The soundtrack was composed primarily by the famous English music group Bee Gees and it had a big cultural impact in the States. It won the Grammy Award for Album of the Year and it was also added to the National Recording Registry in the Library of Congress for preservation. Five of the songs used in the movie were written and recorded by the Bee Gees; other songs from the disco era are included in the movie soundtrack.

In this edition, the tracks are divided on two vinyl discs; my favorites are “How Deep Is Your Love”(Bee Gees), “A Fifth of Beethoven”(Walter Murphy), “More Than a Woman” (Tavares), “Night Fever” (Bee Gees) and “Disco Inferno”(The Trammps).
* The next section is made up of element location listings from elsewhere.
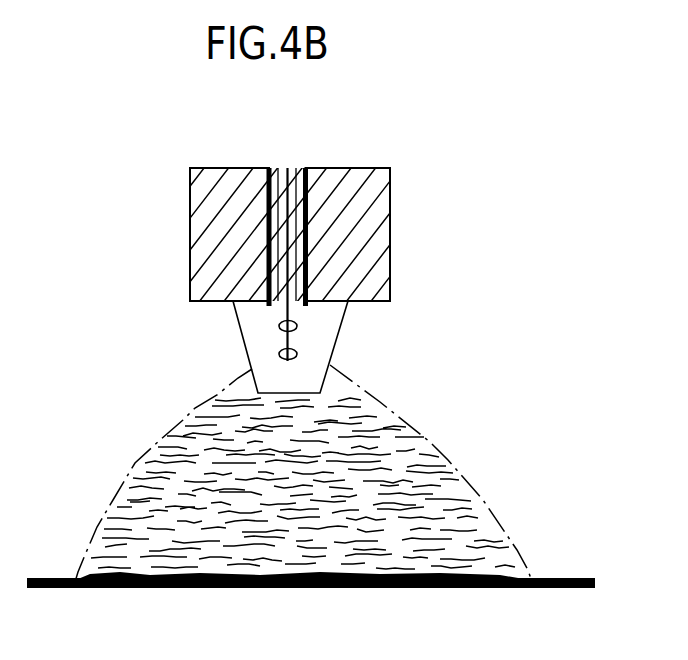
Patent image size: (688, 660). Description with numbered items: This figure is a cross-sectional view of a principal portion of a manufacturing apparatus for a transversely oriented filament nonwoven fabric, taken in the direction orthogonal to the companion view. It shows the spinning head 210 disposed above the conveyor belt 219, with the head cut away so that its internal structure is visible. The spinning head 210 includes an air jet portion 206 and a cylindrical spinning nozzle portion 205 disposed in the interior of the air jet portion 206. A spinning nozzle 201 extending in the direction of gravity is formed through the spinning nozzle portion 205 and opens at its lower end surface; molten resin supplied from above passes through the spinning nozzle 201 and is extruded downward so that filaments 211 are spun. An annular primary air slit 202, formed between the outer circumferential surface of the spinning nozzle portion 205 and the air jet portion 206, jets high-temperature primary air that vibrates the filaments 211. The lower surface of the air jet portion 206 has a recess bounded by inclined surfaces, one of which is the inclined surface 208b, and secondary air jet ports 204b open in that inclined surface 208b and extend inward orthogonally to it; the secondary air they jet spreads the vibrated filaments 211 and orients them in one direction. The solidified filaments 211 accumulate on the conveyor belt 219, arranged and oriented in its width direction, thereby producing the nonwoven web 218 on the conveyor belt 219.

The spinning head 210 is at (216, 186).
The air jet portion 206 is at (332, 210).
The primary air slit 202 is at (267, 307).
The spinning nozzle portion 205 is at (291, 316).
The secondary air jet ports 204b is at (298, 327).
The inclined surface 208b is at (330, 313).
The spinning nozzle 201 is at (278, 327).
The filaments 211 is at (276, 346).
The nonwoven web 218 is at (127, 570).
The conveyor belt 219 is at (425, 590).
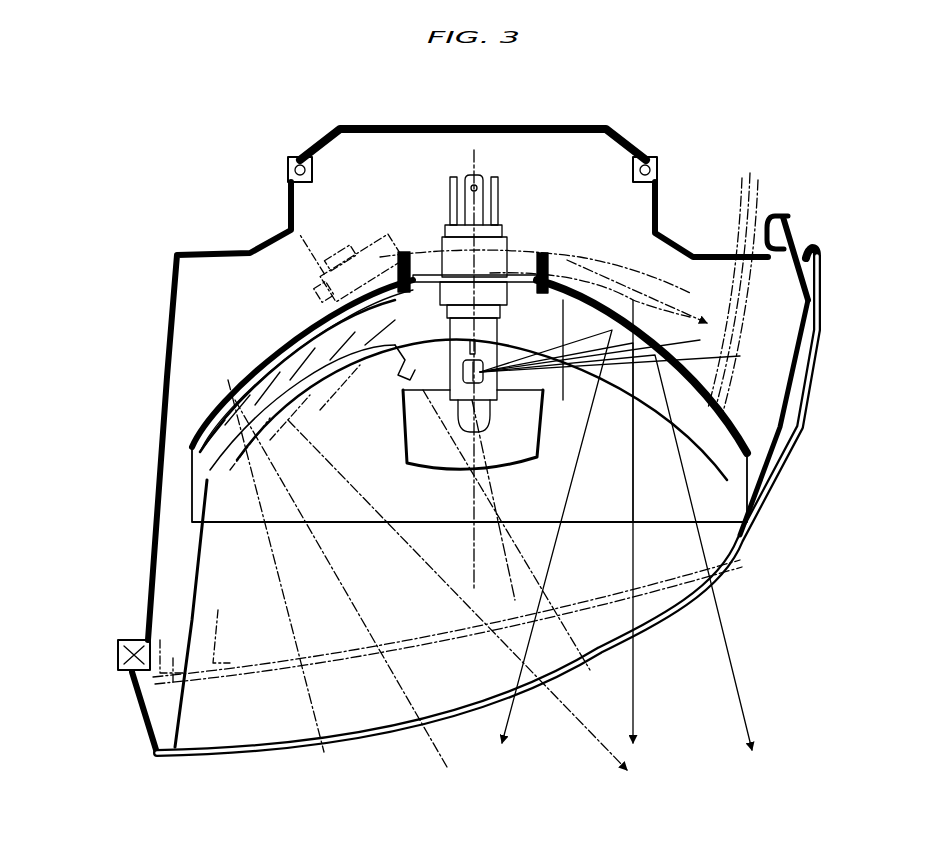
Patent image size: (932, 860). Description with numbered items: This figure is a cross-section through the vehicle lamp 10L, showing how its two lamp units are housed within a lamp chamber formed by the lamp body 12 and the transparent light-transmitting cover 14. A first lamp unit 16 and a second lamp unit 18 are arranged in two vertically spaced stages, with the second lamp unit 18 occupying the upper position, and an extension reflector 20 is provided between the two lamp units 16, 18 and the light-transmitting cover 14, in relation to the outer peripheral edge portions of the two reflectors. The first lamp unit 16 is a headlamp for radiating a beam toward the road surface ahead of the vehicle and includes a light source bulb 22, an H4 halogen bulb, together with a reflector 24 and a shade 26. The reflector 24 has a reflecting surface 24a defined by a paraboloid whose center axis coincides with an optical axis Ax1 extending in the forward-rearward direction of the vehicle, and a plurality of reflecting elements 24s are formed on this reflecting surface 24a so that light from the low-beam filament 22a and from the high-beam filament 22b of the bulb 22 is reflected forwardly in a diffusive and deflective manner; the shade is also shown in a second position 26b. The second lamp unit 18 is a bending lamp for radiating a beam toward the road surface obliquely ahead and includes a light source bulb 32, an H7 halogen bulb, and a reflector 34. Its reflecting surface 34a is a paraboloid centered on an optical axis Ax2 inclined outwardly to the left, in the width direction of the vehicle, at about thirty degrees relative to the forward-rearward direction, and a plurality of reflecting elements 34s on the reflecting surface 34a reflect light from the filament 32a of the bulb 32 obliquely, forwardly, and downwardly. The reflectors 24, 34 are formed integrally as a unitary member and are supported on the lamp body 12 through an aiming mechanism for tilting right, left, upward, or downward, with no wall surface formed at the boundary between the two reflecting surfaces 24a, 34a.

The vehicle lamp 10L is at (842, 200).
The lamp body 12 is at (262, 240).
The light-transmitting cover 14 is at (656, 560).
The first lamp unit 16 is at (764, 433).
The second lamp unit 18 is at (586, 240).
The extension reflector 20 is at (192, 693).
The light source bulb 22 is at (522, 370).
The low-beam filament 22a is at (485, 373).
The high-beam filament 22b is at (478, 346).
The reflector 24 is at (486, 501).
The reflecting surface 24a is at (614, 382).
The reflecting elements 24s is at (660, 420).
The shade 26 is at (471, 477).
The shade phantom position 26b is at (345, 505).
The light source bulb 32 is at (307, 333).
The filament 32a is at (306, 331).
The reflector 34 is at (455, 471).
The reflecting surface 34a is at (662, 292).
The reflecting elements 34s is at (226, 604).
The optical axis Ax1 is at (468, 580).
The optical axis Ax2 is at (495, 503).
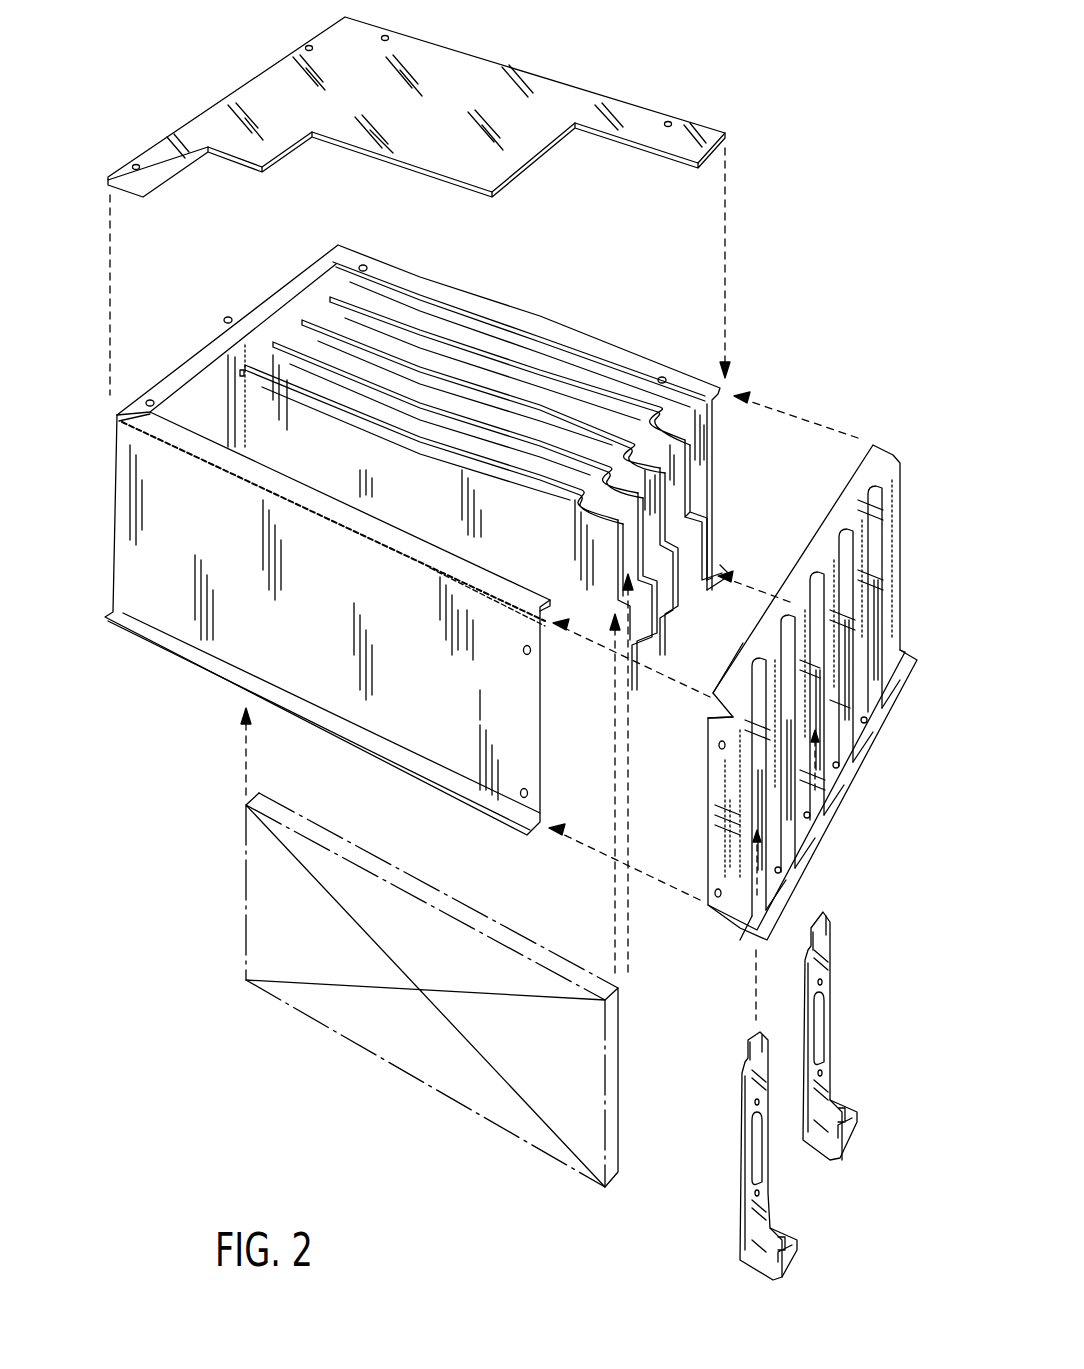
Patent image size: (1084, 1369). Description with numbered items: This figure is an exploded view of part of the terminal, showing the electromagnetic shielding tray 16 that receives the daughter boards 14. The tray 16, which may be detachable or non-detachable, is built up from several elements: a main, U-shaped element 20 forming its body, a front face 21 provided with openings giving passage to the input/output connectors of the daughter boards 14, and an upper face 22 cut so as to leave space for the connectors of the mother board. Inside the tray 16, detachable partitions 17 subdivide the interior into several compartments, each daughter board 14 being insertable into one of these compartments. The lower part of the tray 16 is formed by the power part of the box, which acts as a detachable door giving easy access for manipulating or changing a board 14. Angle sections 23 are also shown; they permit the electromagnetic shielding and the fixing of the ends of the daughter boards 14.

The daughter board 14 is at (250, 930).
The electromagnetic shielding tray 16 is at (820, 140).
The detachable partitions 17 is at (623, 537).
The main U-shaped element 20 is at (252, 657).
The front face 21 is at (890, 478).
The upper face 22 is at (490, 163).
The angle sections 23 is at (767, 1193).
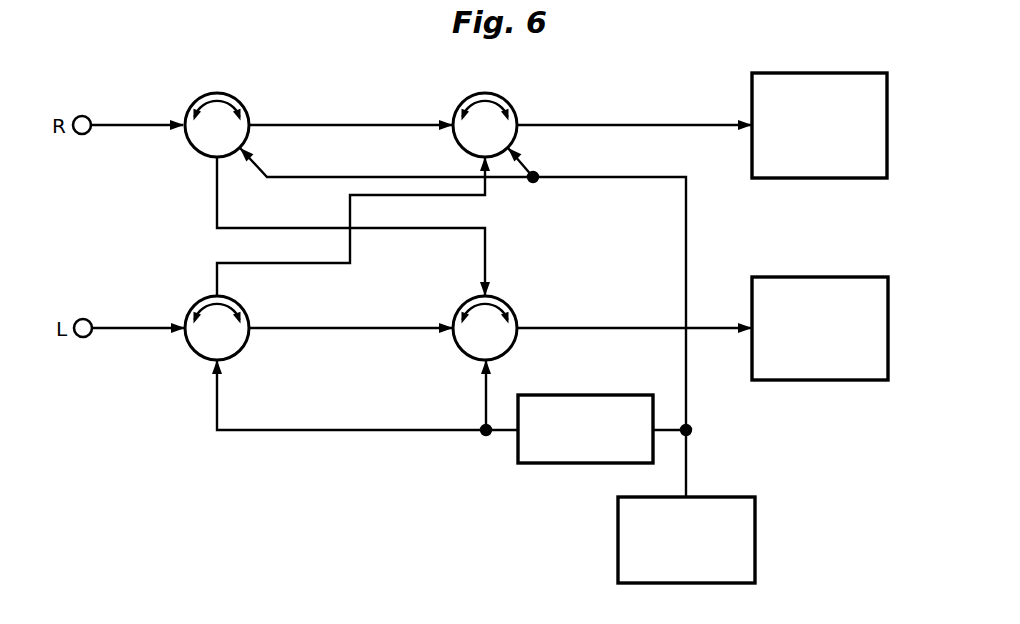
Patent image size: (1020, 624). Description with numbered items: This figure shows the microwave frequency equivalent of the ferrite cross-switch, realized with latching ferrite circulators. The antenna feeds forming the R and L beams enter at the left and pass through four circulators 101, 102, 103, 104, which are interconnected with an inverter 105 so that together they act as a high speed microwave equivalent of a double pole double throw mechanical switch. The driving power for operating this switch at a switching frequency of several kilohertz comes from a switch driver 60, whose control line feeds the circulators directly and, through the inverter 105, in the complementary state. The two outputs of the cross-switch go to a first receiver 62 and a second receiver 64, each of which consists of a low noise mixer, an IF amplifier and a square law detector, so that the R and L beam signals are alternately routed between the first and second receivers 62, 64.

The circulator 101 is at (254, 89).
The circulator 102 is at (524, 87).
The circulator 103 is at (254, 292).
The circulator 104 is at (522, 292).
The inverter 105 is at (600, 395).
The switch driver 60 is at (716, 497).
The first receiver 62 is at (846, 73).
The second receiver 64 is at (843, 277).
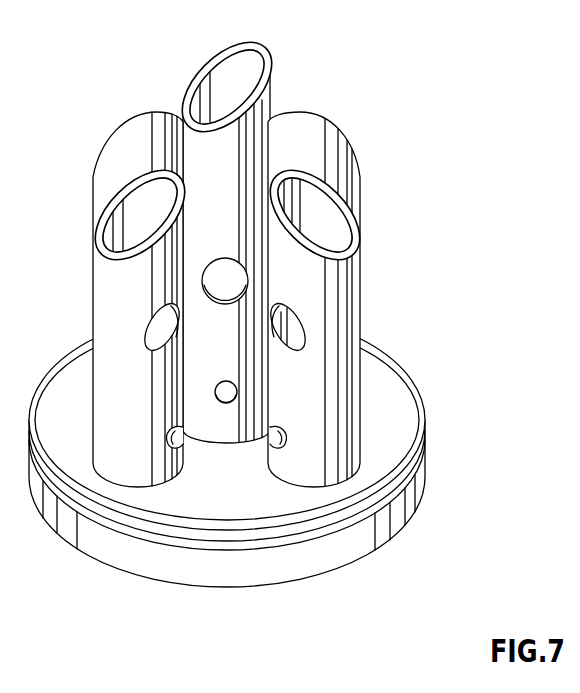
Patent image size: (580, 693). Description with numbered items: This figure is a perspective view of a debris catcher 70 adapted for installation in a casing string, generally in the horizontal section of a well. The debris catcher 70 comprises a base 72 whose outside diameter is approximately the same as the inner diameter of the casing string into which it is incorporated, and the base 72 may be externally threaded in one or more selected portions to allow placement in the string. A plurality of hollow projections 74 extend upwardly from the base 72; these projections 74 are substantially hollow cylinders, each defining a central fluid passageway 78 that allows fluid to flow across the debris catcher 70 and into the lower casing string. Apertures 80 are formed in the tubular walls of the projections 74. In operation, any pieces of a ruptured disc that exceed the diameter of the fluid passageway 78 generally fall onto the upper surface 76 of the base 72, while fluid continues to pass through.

These are probably the most evocative songs of the era.

If you are thinking of buying a movie soundtrack, whether on vinyl record or CD, I highly recommend Saturday Night Fever OST, as it is one of the most played and appreciated soundtracks to this day.

Also, I will probably write a Favorite Vinyl Records – Part II article, as I am constantly searching for new ones to add to my collection!